Einzelnen Beitrag anzeigen
  #12  
Alt 17.07.2013, 19:24
Benutzerbild von Susanne Gavenis
Susanne Gavenis Susanne Gavenis ist offline
Herausforderer der Weisen
 
Registriert seit: 04.2012
Beiträge: 133
Als Leser halte ich es im Grunde wie Orendarcil und Tjured. Bin ich auf der Suche nach neuen Büchern bei Amazon unterwegs, lese ich vor allem die 1-Sterne-Rezensionen, da ich davon ausgehe, dass dort die Mängel eines Romans am objektivsten und unabhängig von irgendwelchen gekauften oder von Freunden verfassten 5- Sterne-Gefälligkeitsrezensionen ans Licht gezerrt werden.

Natürlich ist beim Lesen vieles eine Frage des persönlichen Geschmacks, deshalb sind für mich lediglich solche Rezensionen relevant, die nicht nur in wenigen emotional aufgeladenen Sätzen ein Pauschalurteil fällen, sondern dieses Urteil auch mit konkreten Beispielen aus dem Buch begründen. Seit ich mich als Autor mit meinen eigenen Büchern ebenfalls dem unbarmherzigen Richtspruch der Leserschaft stellen muss, stehe ich meinem bisherigen Auswahlverfahren allerdings ein wenig ambivalenter gegenüber. Als mir ein Leser bei Amazon lapidar völlige handwerkliche und konzeptionelle Inkompetenz unterstellte und dieses vernichtende Urteil mit in meinen Augen vollkommen absurden und aus dem Kontext der Geschichte gerissenen Belegen untermauerte (die allerdings gleichwohl sehr gewichtig und überzeugend klangen), musste ich konstatieren, dass ich, würde ich meinen eigenen Kriterien als Leser folgen, mein eigenes Buch anhand dieser Lesermeinung vermutlich nicht gekauft hätte.

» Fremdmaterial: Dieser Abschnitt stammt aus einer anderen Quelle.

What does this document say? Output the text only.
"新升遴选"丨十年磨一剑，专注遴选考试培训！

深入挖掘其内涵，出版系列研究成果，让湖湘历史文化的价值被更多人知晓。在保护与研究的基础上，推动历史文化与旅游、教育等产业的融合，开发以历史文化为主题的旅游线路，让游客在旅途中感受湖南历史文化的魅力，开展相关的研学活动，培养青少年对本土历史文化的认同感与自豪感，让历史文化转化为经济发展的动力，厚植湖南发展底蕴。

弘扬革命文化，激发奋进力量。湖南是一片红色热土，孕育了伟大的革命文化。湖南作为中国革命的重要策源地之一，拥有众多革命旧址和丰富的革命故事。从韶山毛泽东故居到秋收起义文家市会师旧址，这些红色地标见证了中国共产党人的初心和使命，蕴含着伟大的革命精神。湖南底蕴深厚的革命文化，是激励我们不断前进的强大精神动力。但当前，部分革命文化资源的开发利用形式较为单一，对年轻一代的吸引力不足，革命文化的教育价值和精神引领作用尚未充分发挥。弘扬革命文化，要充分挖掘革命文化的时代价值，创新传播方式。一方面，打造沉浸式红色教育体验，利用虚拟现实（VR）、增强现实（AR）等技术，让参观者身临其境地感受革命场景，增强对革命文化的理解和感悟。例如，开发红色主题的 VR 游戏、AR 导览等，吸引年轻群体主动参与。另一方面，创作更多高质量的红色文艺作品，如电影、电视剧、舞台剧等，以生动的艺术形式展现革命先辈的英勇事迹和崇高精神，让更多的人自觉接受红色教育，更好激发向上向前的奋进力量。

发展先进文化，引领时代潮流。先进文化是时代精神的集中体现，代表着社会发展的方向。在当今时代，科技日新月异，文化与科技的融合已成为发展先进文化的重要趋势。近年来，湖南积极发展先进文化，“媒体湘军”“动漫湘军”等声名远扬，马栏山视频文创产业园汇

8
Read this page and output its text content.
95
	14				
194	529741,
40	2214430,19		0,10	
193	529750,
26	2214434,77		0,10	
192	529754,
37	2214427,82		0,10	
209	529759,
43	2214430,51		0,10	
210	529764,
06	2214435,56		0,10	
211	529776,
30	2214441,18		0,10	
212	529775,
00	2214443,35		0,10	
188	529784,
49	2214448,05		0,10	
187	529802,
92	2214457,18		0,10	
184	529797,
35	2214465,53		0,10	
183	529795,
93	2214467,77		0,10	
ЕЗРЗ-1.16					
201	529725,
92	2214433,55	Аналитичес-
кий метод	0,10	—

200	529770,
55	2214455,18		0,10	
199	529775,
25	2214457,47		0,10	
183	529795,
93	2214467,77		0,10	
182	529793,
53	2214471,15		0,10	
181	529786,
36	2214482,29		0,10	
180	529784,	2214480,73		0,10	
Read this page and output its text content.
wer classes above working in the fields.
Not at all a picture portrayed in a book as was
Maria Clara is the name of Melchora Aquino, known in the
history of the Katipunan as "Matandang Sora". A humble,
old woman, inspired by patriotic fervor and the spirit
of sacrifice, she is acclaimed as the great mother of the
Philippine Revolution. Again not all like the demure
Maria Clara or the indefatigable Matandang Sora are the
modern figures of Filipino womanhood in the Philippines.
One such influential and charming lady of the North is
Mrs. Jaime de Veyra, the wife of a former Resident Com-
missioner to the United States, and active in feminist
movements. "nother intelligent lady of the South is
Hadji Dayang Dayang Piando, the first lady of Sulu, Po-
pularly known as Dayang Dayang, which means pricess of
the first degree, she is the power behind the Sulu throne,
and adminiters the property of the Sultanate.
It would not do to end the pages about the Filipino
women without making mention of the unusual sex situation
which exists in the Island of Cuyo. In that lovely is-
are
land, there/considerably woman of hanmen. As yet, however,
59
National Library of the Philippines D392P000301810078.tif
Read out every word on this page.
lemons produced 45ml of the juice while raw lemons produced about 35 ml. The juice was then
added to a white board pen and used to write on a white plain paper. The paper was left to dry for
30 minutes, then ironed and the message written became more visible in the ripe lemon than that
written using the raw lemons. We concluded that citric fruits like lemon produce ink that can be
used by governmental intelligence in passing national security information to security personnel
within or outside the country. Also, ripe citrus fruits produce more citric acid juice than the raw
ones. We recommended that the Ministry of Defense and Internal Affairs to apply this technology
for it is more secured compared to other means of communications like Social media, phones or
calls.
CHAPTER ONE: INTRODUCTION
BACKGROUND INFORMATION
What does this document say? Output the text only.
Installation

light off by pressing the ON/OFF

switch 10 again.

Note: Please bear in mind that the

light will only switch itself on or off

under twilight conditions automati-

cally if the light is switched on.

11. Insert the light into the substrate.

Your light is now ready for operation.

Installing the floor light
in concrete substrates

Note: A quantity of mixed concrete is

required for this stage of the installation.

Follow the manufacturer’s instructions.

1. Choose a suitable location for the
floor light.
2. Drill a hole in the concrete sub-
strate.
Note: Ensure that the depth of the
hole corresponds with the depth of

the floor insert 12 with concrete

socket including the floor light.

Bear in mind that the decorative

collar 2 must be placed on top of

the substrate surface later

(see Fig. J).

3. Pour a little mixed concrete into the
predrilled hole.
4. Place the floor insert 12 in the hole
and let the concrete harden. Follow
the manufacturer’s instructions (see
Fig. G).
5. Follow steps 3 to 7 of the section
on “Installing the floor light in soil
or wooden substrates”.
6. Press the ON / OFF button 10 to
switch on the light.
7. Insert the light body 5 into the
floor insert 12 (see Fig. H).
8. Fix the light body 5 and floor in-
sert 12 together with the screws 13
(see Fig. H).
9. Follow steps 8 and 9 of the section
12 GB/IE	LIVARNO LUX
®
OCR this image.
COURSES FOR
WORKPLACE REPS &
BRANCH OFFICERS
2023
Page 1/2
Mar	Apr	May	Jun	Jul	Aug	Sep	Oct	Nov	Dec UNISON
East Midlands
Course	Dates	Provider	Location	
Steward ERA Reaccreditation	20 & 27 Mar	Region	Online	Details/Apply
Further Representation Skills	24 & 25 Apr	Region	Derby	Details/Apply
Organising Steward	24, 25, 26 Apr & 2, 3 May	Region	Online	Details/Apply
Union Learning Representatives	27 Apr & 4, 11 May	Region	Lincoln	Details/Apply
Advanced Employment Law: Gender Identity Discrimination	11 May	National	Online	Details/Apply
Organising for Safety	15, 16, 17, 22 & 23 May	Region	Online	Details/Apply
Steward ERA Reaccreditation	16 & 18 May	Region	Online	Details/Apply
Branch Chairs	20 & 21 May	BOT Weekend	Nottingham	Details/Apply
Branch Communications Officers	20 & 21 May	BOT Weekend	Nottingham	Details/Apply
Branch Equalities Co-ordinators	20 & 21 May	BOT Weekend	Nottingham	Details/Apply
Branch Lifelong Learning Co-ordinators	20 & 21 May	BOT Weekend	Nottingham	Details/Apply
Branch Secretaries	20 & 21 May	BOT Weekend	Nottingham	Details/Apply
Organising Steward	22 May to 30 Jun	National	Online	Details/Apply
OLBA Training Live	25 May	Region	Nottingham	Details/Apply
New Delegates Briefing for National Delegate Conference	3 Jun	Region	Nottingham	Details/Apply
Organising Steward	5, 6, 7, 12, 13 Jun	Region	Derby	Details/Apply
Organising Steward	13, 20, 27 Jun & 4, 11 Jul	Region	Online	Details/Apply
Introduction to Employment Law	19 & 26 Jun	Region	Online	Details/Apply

Dennoch hat man, will man den gekauften Fake-Rezensionen mit ihren unkritischen und überschwänglichen Lobeshymnen nicht in die klebrigen Fangarme geraten, wohl trotzdem kaum eine andere Wahl, als sich gerade an den Negativ-Rezensionen zu orientieren. Als Autor, der sich im Augenblick seiner Veröffentlichung darauf eingelassen hat, dass von nun an viele verschiedene Menschen mit vielen verschiedenen Meinungen ihr Urteil zum eigenen Buch zum Besten geben können, würde ich - trotz der Gefahr von nicht wirklich verkaufsfördernden Verrissen - dennoch niemals gekaufte oder Gefälligkeitsrezensionen von Mutter, Vater und den besten Freunden ins Netz stellen lassen.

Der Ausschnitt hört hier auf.